Intrinsic Limits of Charge Carrier Mobilities in Layered Halide Perovskites

Layered halide perovskites have emerged as potential alternatives to three-dimensional halide perovskites due to their improved stability and larger material phase space, allowing fine-tuning of structural, electronic, and optical properties. However, their charge carrier mobilities are significantly smaller than that of three-dimensional halide perovskites, which has a considerable impact on their application in optoelectronic devices. Here, we employ state-of-the-art ab initio approaches to unveil the electron-phonon mechanisms responsible for the diminished transport properties of layered halide perovskites.

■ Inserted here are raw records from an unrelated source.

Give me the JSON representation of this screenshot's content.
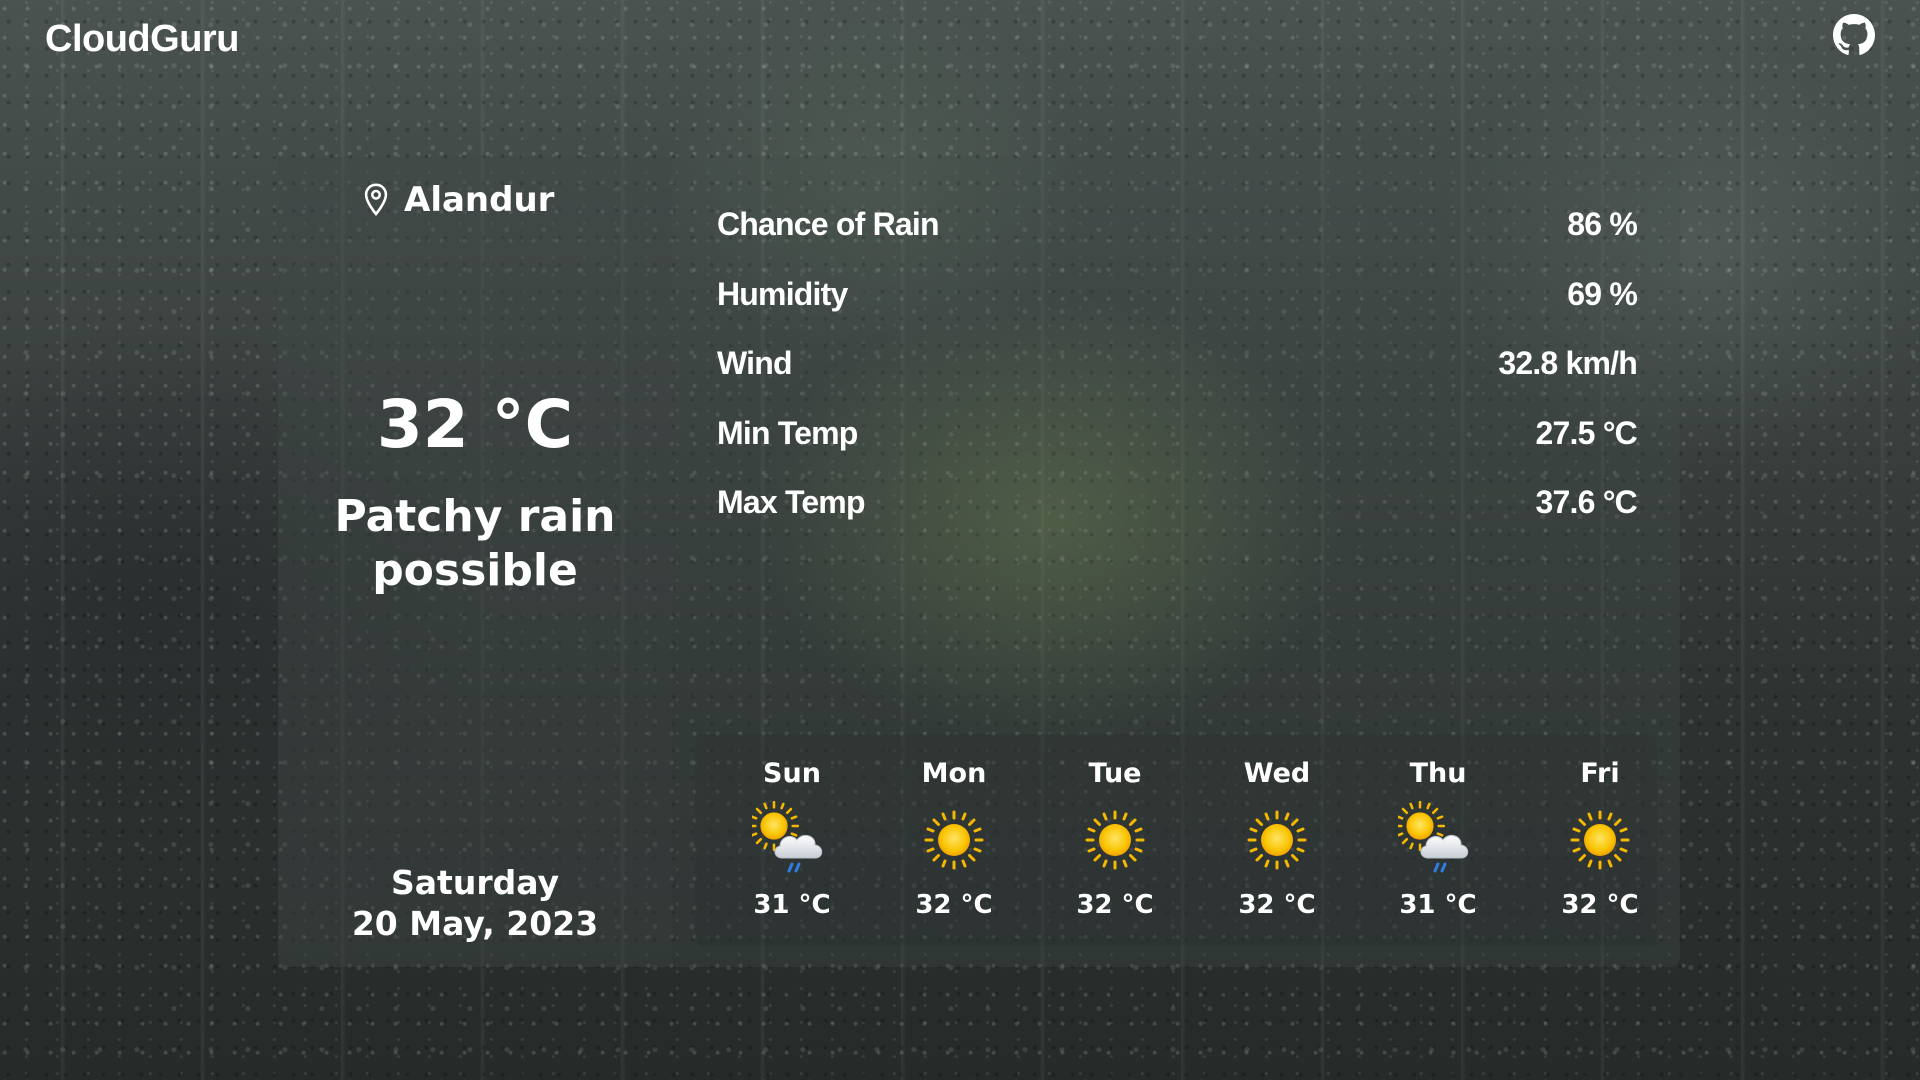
{
  "app": {
    "title": "CloudGuru"
  },
  "header": {
    "github_icon": "github-icon"
  },
  "current": {
    "location": "Alandur",
    "temperature": "32 °C",
    "condition": "Patchy rain possible",
    "weekday": "Saturday",
    "date": "20 May, 2023"
  },
  "stats": [
    {
      "label": "Chance of Rain",
      "value": "86 %"
    },
    {
      "label": "Humidity",
      "value": "69 %"
    },
    {
      "label": "Wind",
      "value": "32.8 km/h"
    },
    {
      "label": "Min Temp",
      "value": "27.5 °C"
    },
    {
      "label": "Max Temp",
      "value": "37.6 °C"
    }
  ],
  "forecast": [
    {
      "day": "Sun",
      "temp": "31 °C",
      "icon": "sun-cloud-rain-icon"
    },
    {
      "day": "Mon",
      "temp": "32 °C",
      "icon": "sun-icon"
    },
    {
      "day": "Tue",
      "temp": "32 °C",
      "icon": "sun-icon"
    },
    {
      "day": "Wed",
      "temp": "32 °C",
      "icon": "sun-icon"
    },
    {
      "day": "Thu",
      "temp": "31 °C",
      "icon": "sun-cloud-rain-icon"
    },
    {
      "day": "Fri",
      "temp": "32 °C",
      "icon": "sun-icon"
    }
  ],
  "colors": {
    "text": "#ffffff",
    "sun": "#f7b500",
    "cloud": "#e8eaee",
    "rain": "#2f7de1"
  }
}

Starting from a prototypical ABX$_{3}$ halide perovskite, we model the case of $n=1$ and $n=2$ layered structures and compare their electronic and transport properties to the three-dimensional reference. The electronic and phononic properties are investigated within density functional theory (DFT) and density functional perturbation theory (DFPT), while transport properties are obtained via the ab initio Boltzmann transport equation. The vibrational modes contributing to charge carrier scattering are investigated and associated with polar-phonon scattering mechanisms arising from the long-range Fr\"ohlich coupling and deformation potential scattering processes. Our investigation reveals that the lower mobilities in layered systems primarily originates from the increased electronic density of states at the vicinity of the band edges, while the electron-phonon coupling strength remains similar. Such increase is caused by the dimensionality reduction and the break in octahedra connectivity along the stacking direction. Our findings provide a fundamental understanding of the electron-phonon coupling mechanisms in layered perovskites and highlight the intrinsic limitations of the charge carrier transport in these materials.